The most used join strategy is the MERGE join (or its equivalent for partitioned tables, the row key-based merge join). A join strategy that rarely puts in appearance is the Teradata NESTED join.
It needs a good deal of thought about query design to allow the Teradata Optimizer to pick this economical way of joining.
We will analyze at first how a NESTED join works and what is the enabling technology.
What enables the nested to join? The Optimizer needs to do a unique index lookup on one table and any indexed search on the other table.
A unique index search could be unique primary index access or unique secondary index access. The second table has to be accessible by any index (regardless of uniqueness).
In a quick and dirty environment, whereas a matter of principle unique primary indexes is avoided to mask out duplicate key problems, many possibilities to execute a nested join are missed.

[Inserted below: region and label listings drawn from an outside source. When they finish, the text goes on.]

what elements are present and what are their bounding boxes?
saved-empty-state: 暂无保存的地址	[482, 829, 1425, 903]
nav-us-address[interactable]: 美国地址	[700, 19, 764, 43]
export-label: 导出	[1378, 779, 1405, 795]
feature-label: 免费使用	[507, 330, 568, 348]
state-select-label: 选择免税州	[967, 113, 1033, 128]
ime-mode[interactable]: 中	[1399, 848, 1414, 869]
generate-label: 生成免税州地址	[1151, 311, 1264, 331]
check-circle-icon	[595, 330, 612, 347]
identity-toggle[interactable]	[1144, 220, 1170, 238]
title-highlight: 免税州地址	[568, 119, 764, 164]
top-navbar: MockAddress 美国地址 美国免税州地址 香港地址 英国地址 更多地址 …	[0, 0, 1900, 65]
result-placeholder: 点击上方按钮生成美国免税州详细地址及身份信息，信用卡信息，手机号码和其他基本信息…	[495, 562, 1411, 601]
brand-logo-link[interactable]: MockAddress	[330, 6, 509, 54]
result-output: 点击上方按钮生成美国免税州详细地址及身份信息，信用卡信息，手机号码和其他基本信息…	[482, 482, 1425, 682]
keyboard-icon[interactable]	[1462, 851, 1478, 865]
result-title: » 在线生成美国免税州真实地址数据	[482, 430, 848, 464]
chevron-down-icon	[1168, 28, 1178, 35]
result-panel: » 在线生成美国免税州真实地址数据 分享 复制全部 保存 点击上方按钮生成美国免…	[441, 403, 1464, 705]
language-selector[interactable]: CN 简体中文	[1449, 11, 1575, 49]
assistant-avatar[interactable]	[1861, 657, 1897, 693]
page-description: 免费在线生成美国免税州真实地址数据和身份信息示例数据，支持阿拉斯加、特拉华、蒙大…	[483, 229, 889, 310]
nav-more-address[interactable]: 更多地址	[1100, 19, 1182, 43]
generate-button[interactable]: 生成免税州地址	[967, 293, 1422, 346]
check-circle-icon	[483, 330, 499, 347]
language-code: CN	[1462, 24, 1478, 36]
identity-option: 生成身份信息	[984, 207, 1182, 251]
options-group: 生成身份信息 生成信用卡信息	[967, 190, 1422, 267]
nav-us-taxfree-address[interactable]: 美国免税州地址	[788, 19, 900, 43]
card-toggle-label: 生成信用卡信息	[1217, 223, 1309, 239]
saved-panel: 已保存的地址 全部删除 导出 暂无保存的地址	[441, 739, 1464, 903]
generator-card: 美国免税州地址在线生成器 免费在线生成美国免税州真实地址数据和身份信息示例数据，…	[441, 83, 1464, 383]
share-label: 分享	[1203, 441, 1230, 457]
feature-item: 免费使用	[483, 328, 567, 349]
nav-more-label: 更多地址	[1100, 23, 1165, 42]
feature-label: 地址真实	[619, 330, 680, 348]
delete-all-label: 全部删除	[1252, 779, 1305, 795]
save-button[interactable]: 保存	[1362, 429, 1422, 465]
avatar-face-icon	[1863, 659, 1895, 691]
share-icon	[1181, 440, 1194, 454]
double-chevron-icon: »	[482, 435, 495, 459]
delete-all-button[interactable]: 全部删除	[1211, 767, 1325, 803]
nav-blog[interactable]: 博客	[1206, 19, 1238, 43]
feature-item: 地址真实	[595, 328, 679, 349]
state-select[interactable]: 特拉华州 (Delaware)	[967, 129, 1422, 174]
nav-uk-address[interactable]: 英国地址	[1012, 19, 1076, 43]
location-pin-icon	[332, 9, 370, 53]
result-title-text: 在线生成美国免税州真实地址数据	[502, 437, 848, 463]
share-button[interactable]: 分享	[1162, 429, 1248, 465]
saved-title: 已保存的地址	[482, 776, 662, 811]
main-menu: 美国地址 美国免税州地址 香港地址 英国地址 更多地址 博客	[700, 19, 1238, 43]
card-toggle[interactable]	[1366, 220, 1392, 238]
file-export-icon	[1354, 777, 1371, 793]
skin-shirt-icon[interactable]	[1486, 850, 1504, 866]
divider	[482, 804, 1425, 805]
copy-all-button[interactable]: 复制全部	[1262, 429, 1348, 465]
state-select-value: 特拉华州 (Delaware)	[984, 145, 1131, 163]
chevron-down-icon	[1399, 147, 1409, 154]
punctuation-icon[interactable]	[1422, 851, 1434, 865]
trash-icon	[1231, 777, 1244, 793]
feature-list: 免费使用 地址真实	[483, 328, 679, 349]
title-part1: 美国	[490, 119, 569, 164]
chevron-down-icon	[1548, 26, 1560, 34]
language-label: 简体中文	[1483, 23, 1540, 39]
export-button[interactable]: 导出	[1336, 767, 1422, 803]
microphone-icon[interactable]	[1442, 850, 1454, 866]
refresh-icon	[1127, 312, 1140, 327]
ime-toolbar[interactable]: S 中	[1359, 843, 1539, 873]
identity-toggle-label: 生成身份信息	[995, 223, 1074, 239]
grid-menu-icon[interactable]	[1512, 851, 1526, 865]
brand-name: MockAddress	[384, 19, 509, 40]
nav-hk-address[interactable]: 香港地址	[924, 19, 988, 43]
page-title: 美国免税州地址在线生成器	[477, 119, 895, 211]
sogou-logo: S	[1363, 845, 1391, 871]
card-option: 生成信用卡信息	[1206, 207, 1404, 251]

In the following test scenario, we will show how significant the impact on a system could be:
I created two test tables, which allow the use of the NESTED join strategy.
CREATE MULTISET TABLE TABLE_1 (PK INTEGER NOT NULL, ATTRIB_A INTEGER) UNIQUE PRIMARY INDEX (PK);
CREATE MULTISET TABLE TABLE_2 (PK INTEGER NOT NULL, ATTRIB_B INTEGER) PRIMARY INDEX (ATTRIB_B );
I added some random records to both tables.
INSERT INTO TABLE_1 SELECT ROW_NUMBER() OVER ( ORDER BY 1), RANDOM(1,100) FROM SYS_CALENDAR.CALENDAR;
INSERT INTO TABLE_2 SELECT ROW_NUMBER() OVER ( ORDER BY 1), ROW_NUMBER() OVER ( ORDER BY 1) FROM SYS_CALENDAR.CALENDAR;
Finally, I designed a query which fitted the requirements for a NESTED join ideally:
SELECT * FROM TABLE_1 t01 INNER JOIN TABLE_2 t02 ON t01.PK = T02.PK
WHERE t01.PK = 1 AND t02.ATTRIB_B = 10;
The result was, with only two disks accessed, the result set could be retrieved.
Afterward, I removed uniqueness from the first test table (UPI to NUPI). In the absence of any unique secondary index, this will prevent the Optimizer to apply the NESTED join strategy:
DROP TABLE TABE_1;
CREATE MULTISET TABLE TABLE_1 (PK INTEGER NOT NULL, ATTRIB_A INTEGER) PRIMARY INDEX (PK);
The optimizer had to make another plan. It decided to do a MERGE join.
The second execution plan is evil. Two hundred twenty-eight disk accesses are needed: 2 disk accesses against 228! A huge difference.
Don’t omit the uniqueness of primary indexes just for questionable reasons.